Unfortunately Junot was obviously tired and possibly a bit grumpy so wouldn’t be persuaded to read from his book again today so I suppose I’ll have to read it for myself.  And maybe I’ll learn a little about the Dominican Republic.  It sounds very good and has won Junot lots of prizes.





Finally some of our team Photo’s

17 05 2008

See we do exist

Philippa

Philippa and one of her poetry heroes, Karlo Mila

Philippa’s Friday Catchup

 Philippa admiring artwork from Karlo Mila’s new book ‘Written on the Body’ (launched Friday 16th May)

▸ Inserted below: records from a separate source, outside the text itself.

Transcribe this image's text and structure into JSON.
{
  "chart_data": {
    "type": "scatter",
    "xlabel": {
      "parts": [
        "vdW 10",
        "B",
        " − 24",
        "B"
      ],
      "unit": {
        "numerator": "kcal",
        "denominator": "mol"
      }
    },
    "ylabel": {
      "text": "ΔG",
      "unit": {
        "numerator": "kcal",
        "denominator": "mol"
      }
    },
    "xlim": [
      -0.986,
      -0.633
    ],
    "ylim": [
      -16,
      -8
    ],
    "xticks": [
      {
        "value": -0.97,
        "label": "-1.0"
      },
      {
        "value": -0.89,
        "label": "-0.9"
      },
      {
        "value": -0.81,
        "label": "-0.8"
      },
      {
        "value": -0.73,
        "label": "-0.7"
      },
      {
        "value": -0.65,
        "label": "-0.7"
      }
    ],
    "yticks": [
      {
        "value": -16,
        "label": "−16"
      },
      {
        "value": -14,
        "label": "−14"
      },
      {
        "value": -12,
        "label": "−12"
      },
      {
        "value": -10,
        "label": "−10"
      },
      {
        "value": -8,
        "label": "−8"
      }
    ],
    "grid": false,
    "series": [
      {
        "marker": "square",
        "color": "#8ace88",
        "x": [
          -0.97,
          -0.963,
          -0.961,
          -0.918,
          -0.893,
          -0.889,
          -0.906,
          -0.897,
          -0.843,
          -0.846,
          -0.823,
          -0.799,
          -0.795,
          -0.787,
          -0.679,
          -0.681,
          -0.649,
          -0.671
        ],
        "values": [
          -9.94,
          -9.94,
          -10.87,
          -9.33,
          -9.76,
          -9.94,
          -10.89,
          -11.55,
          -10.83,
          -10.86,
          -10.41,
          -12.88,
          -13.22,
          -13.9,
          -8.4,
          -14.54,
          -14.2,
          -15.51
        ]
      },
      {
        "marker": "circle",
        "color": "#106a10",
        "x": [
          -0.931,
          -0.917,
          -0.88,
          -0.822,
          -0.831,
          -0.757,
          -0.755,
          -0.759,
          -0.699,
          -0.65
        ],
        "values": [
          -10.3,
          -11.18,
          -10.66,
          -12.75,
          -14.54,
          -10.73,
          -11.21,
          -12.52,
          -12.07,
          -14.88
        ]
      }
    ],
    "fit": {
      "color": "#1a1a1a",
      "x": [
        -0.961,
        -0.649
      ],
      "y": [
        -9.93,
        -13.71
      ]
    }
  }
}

It’s a poetry kinda day at R&W and there is lots of it.  I loved “Who do You think You are” a session featuring 2 of my all time favourite poets, and focusing on identity.  Karlo Mila is a NZ born poet of Tongan and Pakeha descent.  She says there’s no polite language when speaking of “mixed” decent.  Her new book “Written on the Body” was launched here at the festival and is a beautiful, sensuous, work of art – rather like the poet herself!!  Check out the photo of one of the artworks that feature in the book. Happily Karlo is living in P.Nth, and so we will see her performing at the Library in the near future!!!  Tusiata Avia is of Samoan Palangi descent and a stunning performance poet (whom we also saw at Poetry Idol held at the London Bar).  She is often confused with other Pacific Island writers she says, and joked “we are all just one big amorphous Polynesian writer”!  To Samoans she is Palangi, to Palangi she is a Samoan.  Identity is a shifting thing…..The third writer at this session was Kapka Kassabova – a Bulgarian Born NZer, now living in the UK.  Kapka says she was born in Bulgaria but is not Bulgarian…..and “where you come from is not who you are”. 


Philippa and Painting

 
Poetry Idol

Everything it was cracked up to be – 200 people all queueing to get into a poetry event at a bar in downtown Auckland.Hardly need to say more…….It was insane and heaven all at once. 10 amazingly talented performance poets all competing for the ultimate title of poetry idol (plus $300 prize money) and 3 star judges – Tusiata Avia, King Kapisi and Heather O’Neill.  Loud, dramatic, fabulous…..we will definitely be coming back home to explore how we can have something like this going on in Palmerston North.